Date of Award
Master of Science
Molecular Biology Microbiology and Biochemistry
Algal blooms caused by toxigenic cyanobacterial species are an increasing economic burden globally, as high anthropogenic inputs of nitrogen and phosphorous, coupled with rising levels of atmospheric CO2, promote eutrophication and enhance bloom proliferation. Of the freshwater bloom forming species, Microcystis aeruginosa has garnered the most attention due to the production of toxic secondary metabolites known as microcystins. These cyclic peptides are potent eukaryotic protein phosphatase 1 and 2A inhibitors, and can induce hepatic damage if concentration levels reach above the World Health Organization level of 1 µg/L. Current mitigation strategies of water column disruption or by use of broad acting chemicals, are limited in their range and may cause unwanted off target effects to the surrounding biota.
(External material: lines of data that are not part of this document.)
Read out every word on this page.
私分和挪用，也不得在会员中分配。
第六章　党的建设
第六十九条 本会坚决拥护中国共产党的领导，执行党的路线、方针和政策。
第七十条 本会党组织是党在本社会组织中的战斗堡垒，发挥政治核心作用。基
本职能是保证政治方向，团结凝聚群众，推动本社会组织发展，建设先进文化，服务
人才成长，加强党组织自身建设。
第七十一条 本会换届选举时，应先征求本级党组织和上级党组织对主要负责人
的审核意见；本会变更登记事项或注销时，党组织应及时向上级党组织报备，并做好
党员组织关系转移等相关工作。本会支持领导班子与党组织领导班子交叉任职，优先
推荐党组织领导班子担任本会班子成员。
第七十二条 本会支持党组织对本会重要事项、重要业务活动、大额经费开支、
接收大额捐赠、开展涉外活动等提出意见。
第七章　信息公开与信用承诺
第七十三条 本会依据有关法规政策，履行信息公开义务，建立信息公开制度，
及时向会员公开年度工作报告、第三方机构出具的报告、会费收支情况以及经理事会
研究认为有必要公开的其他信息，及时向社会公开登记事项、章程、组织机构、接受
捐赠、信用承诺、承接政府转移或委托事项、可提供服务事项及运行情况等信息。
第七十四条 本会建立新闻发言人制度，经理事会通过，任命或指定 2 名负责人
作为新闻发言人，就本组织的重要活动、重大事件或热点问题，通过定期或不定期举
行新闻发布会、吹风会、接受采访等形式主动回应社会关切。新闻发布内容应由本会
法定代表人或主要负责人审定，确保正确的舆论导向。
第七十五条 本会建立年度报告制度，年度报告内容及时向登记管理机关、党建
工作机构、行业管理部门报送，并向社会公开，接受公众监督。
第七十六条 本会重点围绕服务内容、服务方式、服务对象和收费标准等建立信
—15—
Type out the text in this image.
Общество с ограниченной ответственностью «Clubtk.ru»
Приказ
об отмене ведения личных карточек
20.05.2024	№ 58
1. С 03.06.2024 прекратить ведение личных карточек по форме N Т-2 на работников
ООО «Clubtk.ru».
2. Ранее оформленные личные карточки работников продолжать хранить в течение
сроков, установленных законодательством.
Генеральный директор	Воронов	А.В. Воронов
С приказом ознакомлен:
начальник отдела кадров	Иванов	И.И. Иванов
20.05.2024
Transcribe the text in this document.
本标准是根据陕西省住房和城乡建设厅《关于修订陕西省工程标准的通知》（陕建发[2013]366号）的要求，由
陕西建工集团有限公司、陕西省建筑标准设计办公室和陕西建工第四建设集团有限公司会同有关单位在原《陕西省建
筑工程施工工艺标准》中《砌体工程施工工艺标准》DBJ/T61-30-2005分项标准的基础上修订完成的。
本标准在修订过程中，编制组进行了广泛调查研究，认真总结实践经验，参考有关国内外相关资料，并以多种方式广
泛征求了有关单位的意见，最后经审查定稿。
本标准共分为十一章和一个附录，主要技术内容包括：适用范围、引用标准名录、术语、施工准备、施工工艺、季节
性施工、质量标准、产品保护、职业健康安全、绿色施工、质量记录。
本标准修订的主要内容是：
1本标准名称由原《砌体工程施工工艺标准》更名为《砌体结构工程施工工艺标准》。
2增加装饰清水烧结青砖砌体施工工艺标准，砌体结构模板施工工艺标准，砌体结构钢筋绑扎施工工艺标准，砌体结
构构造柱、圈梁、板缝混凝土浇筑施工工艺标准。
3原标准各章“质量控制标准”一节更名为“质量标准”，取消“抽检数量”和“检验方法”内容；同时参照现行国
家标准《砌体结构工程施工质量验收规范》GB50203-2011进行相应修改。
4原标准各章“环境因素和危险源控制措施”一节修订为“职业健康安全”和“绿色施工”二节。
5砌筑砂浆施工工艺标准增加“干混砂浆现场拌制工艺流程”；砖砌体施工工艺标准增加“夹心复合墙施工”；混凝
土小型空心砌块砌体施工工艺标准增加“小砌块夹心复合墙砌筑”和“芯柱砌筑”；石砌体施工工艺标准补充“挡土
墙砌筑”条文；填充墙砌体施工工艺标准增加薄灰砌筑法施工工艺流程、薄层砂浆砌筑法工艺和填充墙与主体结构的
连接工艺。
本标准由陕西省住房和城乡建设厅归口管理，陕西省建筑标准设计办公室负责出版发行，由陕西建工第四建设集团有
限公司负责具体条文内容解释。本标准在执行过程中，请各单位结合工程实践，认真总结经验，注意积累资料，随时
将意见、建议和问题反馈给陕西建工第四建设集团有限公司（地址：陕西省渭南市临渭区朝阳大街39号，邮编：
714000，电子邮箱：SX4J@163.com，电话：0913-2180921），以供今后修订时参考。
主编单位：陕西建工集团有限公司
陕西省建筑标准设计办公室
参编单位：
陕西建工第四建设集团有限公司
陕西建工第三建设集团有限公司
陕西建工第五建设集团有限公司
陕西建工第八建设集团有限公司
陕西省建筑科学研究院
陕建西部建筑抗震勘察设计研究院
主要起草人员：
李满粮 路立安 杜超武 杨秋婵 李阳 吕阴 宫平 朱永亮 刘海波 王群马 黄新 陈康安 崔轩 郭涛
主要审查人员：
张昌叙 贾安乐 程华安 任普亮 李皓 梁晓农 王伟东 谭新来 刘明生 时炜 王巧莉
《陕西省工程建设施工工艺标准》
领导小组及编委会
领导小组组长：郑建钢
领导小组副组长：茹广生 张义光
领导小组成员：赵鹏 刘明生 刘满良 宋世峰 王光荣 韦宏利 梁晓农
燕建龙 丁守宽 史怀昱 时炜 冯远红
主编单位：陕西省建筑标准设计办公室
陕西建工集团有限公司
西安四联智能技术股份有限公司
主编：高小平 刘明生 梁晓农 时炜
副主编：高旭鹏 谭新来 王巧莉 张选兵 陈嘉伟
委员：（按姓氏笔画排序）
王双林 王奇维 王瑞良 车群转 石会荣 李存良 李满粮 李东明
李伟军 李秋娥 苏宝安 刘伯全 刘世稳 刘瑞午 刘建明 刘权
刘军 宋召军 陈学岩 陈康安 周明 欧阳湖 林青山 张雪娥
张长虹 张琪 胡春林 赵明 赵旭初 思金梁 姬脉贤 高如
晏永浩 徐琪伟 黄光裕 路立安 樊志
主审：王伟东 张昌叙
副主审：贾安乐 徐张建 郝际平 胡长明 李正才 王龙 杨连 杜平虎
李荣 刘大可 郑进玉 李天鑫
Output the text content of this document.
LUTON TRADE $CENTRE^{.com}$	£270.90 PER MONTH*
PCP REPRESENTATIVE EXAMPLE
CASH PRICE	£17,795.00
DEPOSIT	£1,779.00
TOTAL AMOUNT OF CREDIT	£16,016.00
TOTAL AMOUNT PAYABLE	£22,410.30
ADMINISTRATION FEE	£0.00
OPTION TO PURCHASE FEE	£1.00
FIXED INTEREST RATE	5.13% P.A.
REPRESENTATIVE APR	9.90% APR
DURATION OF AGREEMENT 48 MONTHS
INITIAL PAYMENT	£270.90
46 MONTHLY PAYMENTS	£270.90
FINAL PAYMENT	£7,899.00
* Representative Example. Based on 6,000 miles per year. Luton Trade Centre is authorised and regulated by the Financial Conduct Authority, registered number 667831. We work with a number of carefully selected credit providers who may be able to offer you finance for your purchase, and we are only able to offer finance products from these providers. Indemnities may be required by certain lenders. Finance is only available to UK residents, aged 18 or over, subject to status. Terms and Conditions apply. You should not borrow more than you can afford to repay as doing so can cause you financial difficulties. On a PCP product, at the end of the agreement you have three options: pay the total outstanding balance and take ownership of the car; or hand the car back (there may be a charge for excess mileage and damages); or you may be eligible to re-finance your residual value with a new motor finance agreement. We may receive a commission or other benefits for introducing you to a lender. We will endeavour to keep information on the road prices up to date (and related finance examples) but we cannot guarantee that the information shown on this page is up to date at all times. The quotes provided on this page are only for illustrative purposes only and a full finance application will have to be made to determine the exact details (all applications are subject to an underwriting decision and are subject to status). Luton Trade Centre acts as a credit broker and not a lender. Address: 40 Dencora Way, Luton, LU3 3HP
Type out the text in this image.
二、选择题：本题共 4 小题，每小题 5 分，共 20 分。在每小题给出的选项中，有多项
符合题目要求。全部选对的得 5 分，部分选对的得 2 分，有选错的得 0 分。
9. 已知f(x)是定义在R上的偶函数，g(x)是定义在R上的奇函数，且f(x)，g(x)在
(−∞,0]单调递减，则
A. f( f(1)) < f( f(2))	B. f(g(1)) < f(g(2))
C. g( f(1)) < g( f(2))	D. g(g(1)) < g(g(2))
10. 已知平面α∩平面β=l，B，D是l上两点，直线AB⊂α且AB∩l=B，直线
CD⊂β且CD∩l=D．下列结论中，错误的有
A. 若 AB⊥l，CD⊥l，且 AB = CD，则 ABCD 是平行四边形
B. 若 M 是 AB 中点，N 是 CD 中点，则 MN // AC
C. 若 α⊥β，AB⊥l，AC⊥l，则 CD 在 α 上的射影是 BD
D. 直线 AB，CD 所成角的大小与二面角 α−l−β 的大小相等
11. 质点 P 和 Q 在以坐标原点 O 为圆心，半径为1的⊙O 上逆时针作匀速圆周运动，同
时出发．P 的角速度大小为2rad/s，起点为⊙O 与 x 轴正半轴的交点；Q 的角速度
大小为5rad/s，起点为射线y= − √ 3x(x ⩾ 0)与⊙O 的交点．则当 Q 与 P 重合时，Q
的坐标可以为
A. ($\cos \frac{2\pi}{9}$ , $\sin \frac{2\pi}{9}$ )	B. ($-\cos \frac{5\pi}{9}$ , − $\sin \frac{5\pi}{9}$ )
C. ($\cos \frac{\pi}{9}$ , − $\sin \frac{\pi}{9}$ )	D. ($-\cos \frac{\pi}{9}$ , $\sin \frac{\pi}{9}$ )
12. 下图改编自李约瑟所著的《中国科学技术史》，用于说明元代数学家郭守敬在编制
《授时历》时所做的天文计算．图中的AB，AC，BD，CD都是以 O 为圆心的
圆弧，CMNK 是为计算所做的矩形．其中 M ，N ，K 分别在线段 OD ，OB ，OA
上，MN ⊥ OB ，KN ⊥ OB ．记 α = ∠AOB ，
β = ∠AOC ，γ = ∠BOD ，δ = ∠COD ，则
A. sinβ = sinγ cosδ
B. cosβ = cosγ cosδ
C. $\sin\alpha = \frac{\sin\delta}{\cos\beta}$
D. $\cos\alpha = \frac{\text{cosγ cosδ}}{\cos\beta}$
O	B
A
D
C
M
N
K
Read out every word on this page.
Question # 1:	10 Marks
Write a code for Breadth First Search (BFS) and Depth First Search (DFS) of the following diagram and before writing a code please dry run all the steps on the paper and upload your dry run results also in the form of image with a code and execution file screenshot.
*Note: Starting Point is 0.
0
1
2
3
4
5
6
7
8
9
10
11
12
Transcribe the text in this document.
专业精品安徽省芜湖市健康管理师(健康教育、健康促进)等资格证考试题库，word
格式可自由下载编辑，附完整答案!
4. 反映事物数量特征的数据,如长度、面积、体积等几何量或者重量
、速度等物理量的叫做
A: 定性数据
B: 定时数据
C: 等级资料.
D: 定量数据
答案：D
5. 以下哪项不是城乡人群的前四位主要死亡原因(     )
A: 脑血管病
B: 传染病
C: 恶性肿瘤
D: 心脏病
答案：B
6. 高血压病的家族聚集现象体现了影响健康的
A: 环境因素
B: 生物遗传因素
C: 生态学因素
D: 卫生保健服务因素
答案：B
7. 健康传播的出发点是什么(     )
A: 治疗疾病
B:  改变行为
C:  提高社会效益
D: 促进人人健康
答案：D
Antisense oligonucleotides are short single-stranded DNA polymers that hybridize with transcribed mRNA, and suppress translation of protein products through steric hindrance of ribosomes, or by RNAse H degradation of the DNA/RNA bound complex. While antisense oligonucleotide applications have proven successful in the pharmaceutical industry, their potential remains largely unexplored in environmental contexts. For this reason, we investigated the knockdown of microcystin synthetase gene cluster mcyE in M. aeruginosa. We found that ionic charge neutralization coupled with heat shock were effective chemical competence based methods for delivery, mcyE transcript abundance in cells treated with phosphodiester linked antisense oligonucleotides significantly decreased in RT-qPCR analysis, and production of intracellular microcystin significantly decreased over a 24 hour period (-1.9 fg/cell). This work demonstrates a novel proof of concept for the potential use of exogenous antisense oligonucleotides to target M. aeruginosa in harmful algal bloom occurrences.